Ernest Ruchonnet (1832-1904)
Grandes figures vaudoises
Né en 1832 à Lausanne, Ernest Ruchonnet est le fils d’un pasteur de l’Eglise libre. Influencé par son milieu d’origine, il suit d’abord la voie paternelle et s’inscrit à la Faculté de théologie libre, tout en adhérant à la Société de Zofingue. La vocation pastorale ne le tenaille toutefois pas. Sa licence obtenue, il renonce à se faire ordonner et accepte un poste de précepteur dans une riche famille industrielle d’Alsace. Il s’intéresse alors à l’industrie, y est actif un temps, puis se lance dans une carrière financière, où il ne tarde pas à dévoiler ses nombreux talents. Il est également remarqué par le futur chancelier de l’Etat de Vaud et colonel divisionnaire Ferdinand Lecomte, par ailleurs biographe de Jomini et ami Helvétien de Louis Ruchonnet. Il aura la mission de remplacer l’illustre militaire, alors bibliothécaire cantonal et rédacteur de la Revue militaire suisse, durant ses fréquentes absences.

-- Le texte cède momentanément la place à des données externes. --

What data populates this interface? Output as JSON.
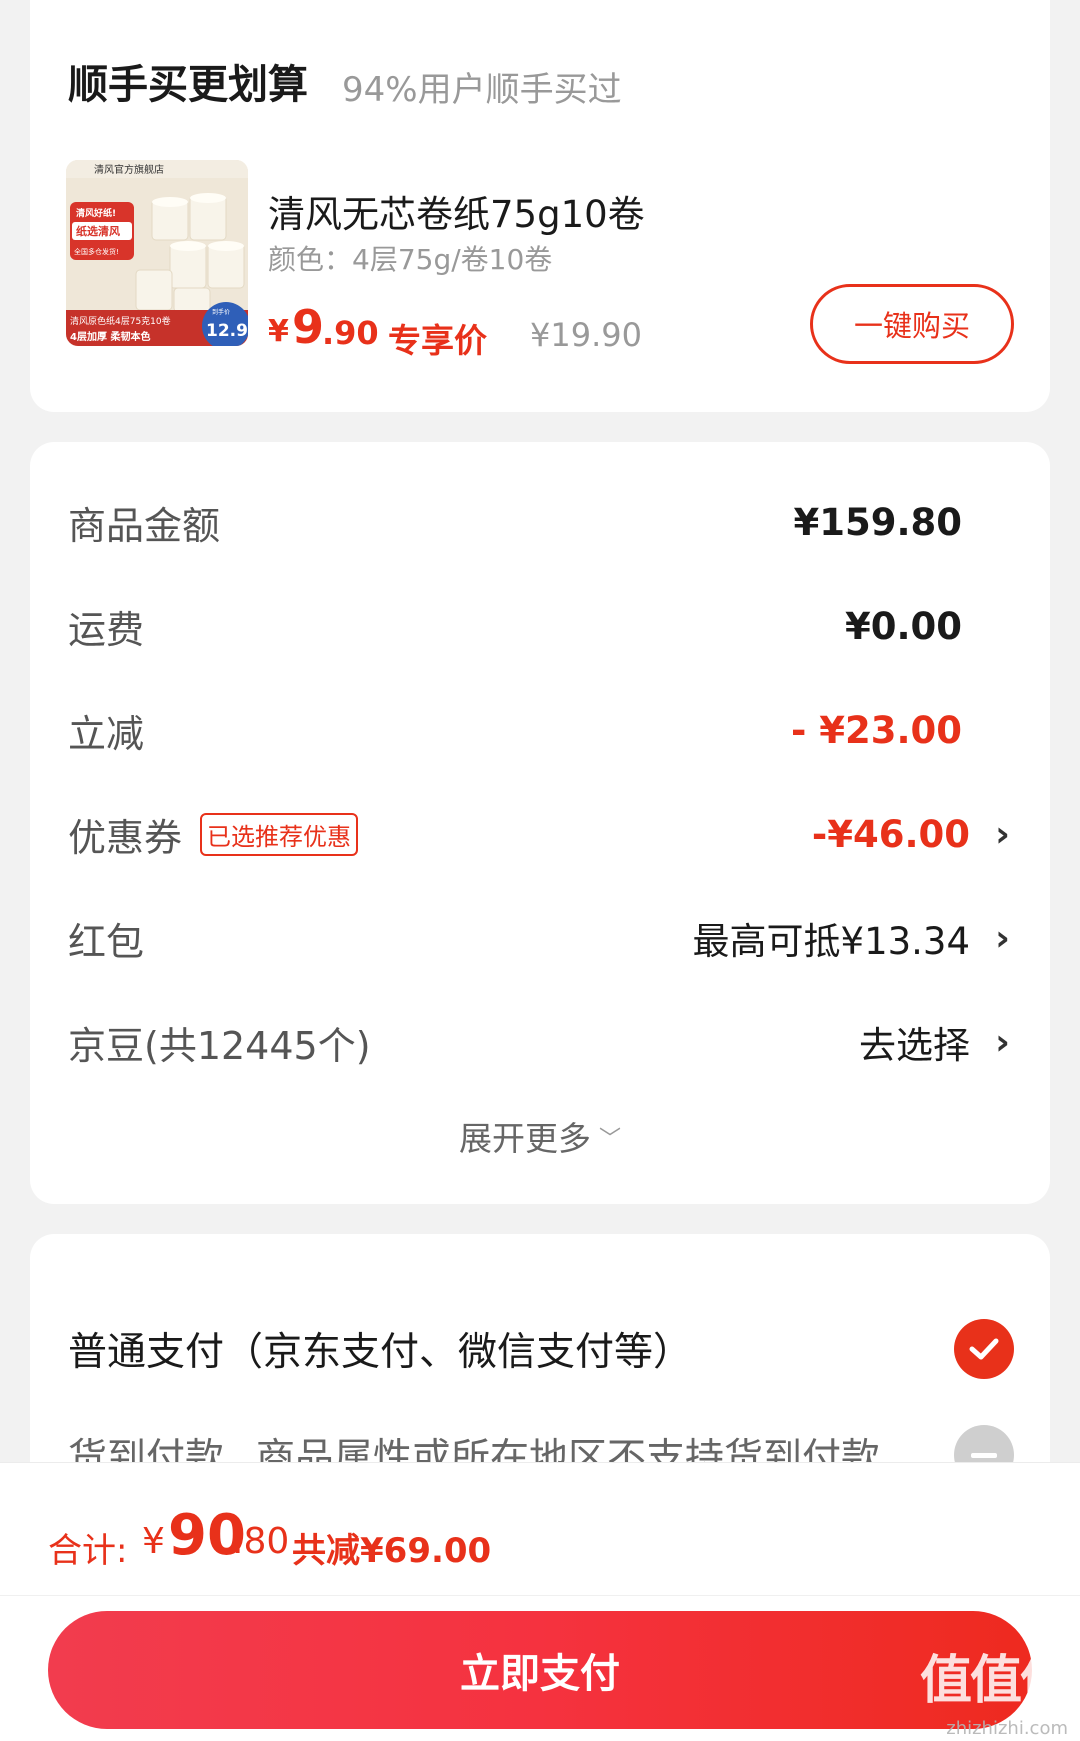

Ernest Ruchonnet, cousin au sixième degré de Louis, va bientôt mener de front une activité militaire, qui le voit commander la place de Lausanne lors de l’internement de l’armée de Bourbaki en 1871, et une activité politique. Municipal des finances de la Ville de Lausanne en 1870, il est élu la même année au Grand Conseil. Reconnu comme un expert en matière financière, il est élu au Conseil d’Etat en 1873 et s’empare immédiatement du Département des finances. Il tâche de mener une politique prudente et n’hésite pas à s’opposer à son cousin, plus disposé à sacrifier les réalités financières sur l’autel des principes. Il cherche par tous les moyens à faire des économies, à raboter les budgets. Dans ce sens, il conduit une politique que ne désapprouvent pas les libéraux, qui lui voueront une estime indiscutable.

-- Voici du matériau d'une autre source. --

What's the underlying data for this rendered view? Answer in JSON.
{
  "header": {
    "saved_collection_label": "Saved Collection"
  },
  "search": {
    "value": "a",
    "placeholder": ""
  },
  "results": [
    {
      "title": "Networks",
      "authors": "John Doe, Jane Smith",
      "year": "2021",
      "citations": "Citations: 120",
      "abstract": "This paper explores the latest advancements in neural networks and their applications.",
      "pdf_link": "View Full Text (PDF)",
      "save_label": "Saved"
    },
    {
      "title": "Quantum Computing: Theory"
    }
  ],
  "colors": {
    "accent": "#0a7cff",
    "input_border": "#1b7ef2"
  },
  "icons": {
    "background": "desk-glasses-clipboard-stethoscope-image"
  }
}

Peut-être moins impliqué dans la vie du parti radical qu’un Paccaud ou un Vessaz, Ernest Ruchonnet demeure néanmoins un personnage incontournable pour les radicaux en mal de financements pour alimenter leurs grandioses projets ferroviaires, et notamment ce qui doit apparaître comme le couronnement de leur engagement industriel: le percement de tunnel du Simplon. Dès sa nomination à la tête de la Banque cantonale vaudoise en 1881, qui lui permettra d’ailleurs de rejoindre le Grand Conseil, de 1882 à 1885, il participe activement aux divers plans financiers concoctés par Vessaz et Louis Ruchonnet. Que ce soit comme conseiller ou comme membre de divers consortiums financiers, il est en contact permanent avec ses deux camarades de parti.

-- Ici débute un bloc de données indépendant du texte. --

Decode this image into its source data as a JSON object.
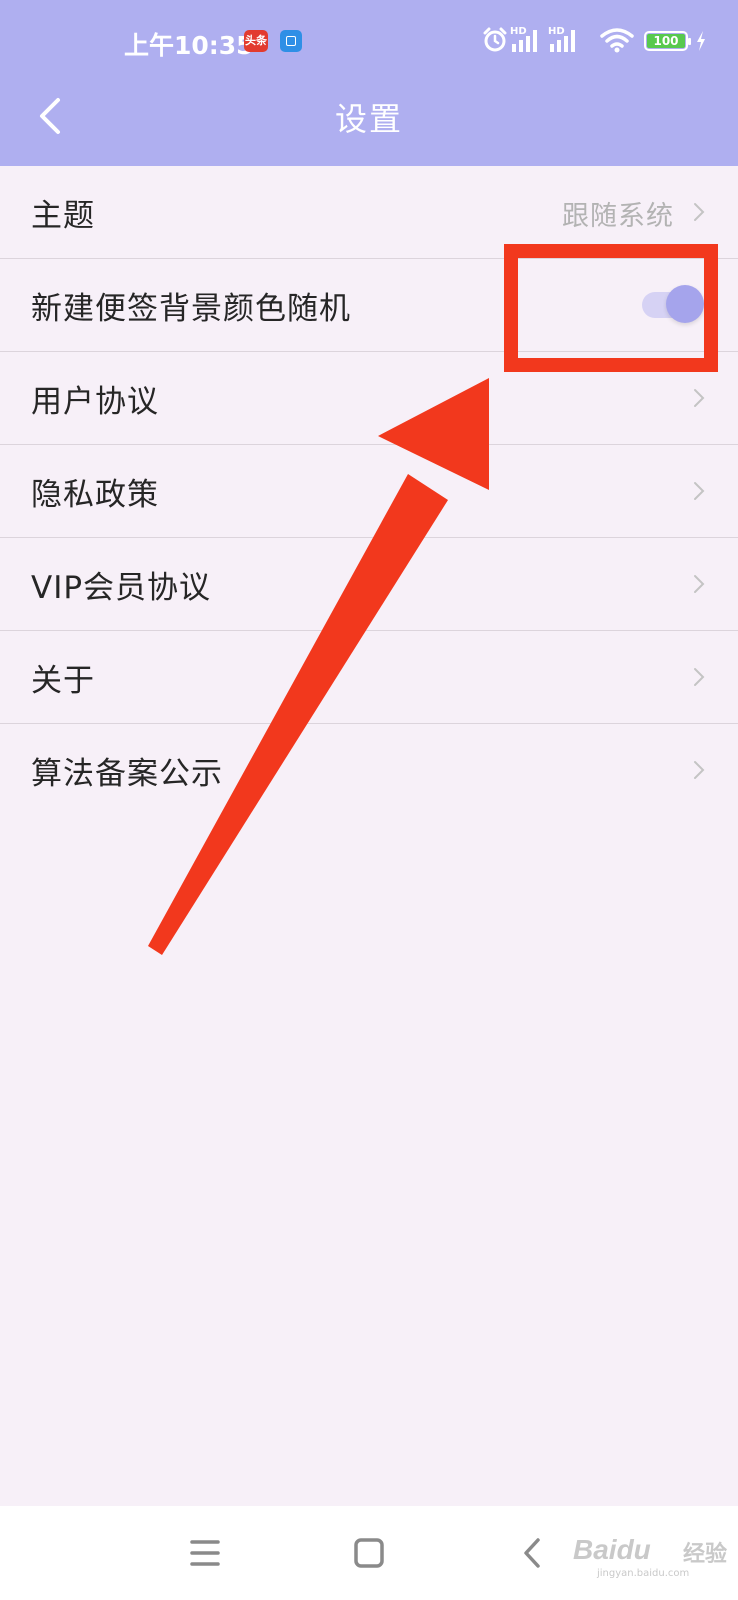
{
  "status_bar": {
    "time": "上午10:35",
    "badge_red_text": "头条",
    "battery_level": "100",
    "hd_label": "HD"
  },
  "header": {
    "title": "设置"
  },
  "settings": {
    "items": [
      {
        "label": "主题",
        "value": "跟随系统"
      },
      {
        "label": "新建便签背景颜色随机",
        "toggle_on": true
      },
      {
        "label": "用户协议"
      },
      {
        "label": "隐私政策"
      },
      {
        "label": "VIP会员协议"
      },
      {
        "label": "关于"
      },
      {
        "label": "算法备案公示"
      }
    ]
  },
  "watermark": {
    "brand": "Baidu",
    "cn": "经验",
    "url": "jingyan.baidu.com"
  },
  "colors": {
    "header": "#afaff0",
    "background": "#f7f0f8",
    "accent": "#a5a4ec",
    "annotation": "#f2381d"
  }
}
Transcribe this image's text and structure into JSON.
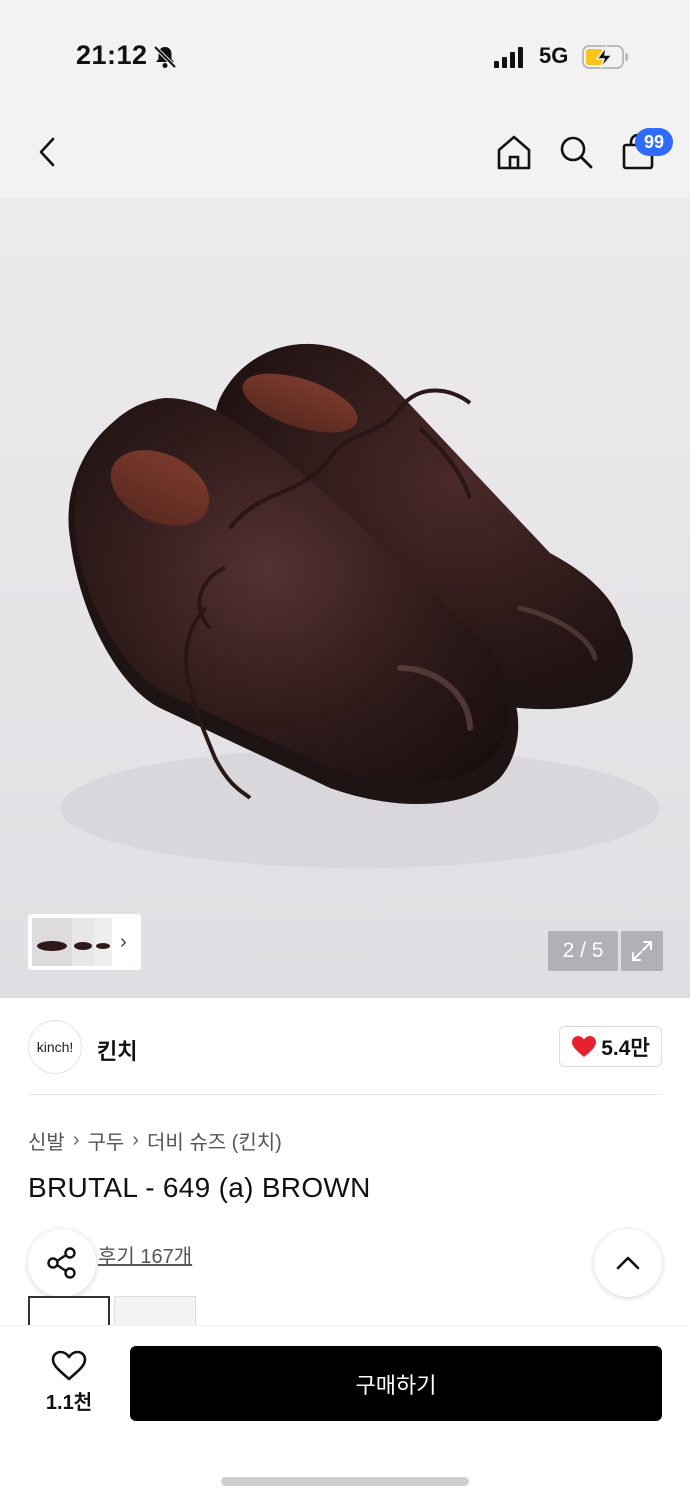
{
  "status_bar": {
    "time": "21:12",
    "network": "5G",
    "icons": [
      "bell-slash-icon",
      "signal-icon",
      "battery-charging-icon"
    ]
  },
  "nav": {
    "icons": [
      "back-chevron-icon",
      "home-icon",
      "search-icon",
      "shopping-bag-icon"
    ],
    "cart_count": "99"
  },
  "gallery": {
    "counter": "2 / 5",
    "thumbnail_next": "›",
    "icons": [
      "expand-icon"
    ]
  },
  "brand": {
    "logo_text": "kinch!",
    "name": "킨치",
    "like_count": "5.4만",
    "like_color": "#e8212e"
  },
  "product": {
    "breadcrumb": [
      "신발",
      "구두",
      "더비 슈즈 (킨치)"
    ],
    "breadcrumb_separator": "›",
    "title": "BRUTAL - 649 (a) BROWN",
    "review_link": "후기 167개"
  },
  "bottom_bar": {
    "wish_count": "1.1천",
    "buy_label": "구매하기",
    "buy_color": "#000000",
    "badge_color": "#2f6bff"
  }
}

Omniprésent dans les coulisses ferroviaires du canton de Vaud, il essaiera même de convaincre son cousin d’accepter un poste de directeur de la compagnie de la Suisse Occidentale et du Simplon. Sa démarche se soldera par un échec, parce que Louis Ruchonnet n’a nullement l’intention d’abandonner sa place au Conseil fédéral pour un salaire somptuaire dans l’industrie « ferrugineuse », mais elle dénote le rôle de plus en plus capital qu’Ernest Ruchonnet tend à revêtir dans l’univers des chemins de fers suisses. Et lorsque le directeur bernois du Jura-Simplon est éjecté à la suite des menées de Vessaz, en 1892, c’est logiquement vers lui que se tournent les Vaudois, désormais maîtres du jeu au sein de la compagnie. D’accord de quitter sa confortable position à la Banque cantonale, qu’il laisse à Paccaud, il exhibe rapidement ses compétences et résiste à la chute de Vessaz, un an plus tard. Mieux encore, il se démène pour la réalisation du Simplon et parviendra à conduire l’opération jusqu’à son terme, en mettant en oeuvre la combinaison idéale entre contraintes économiques et exigences techniques. Enfin presque: il décède en 1904, deux ans seulement avant l’inauguration du mythique tunnel.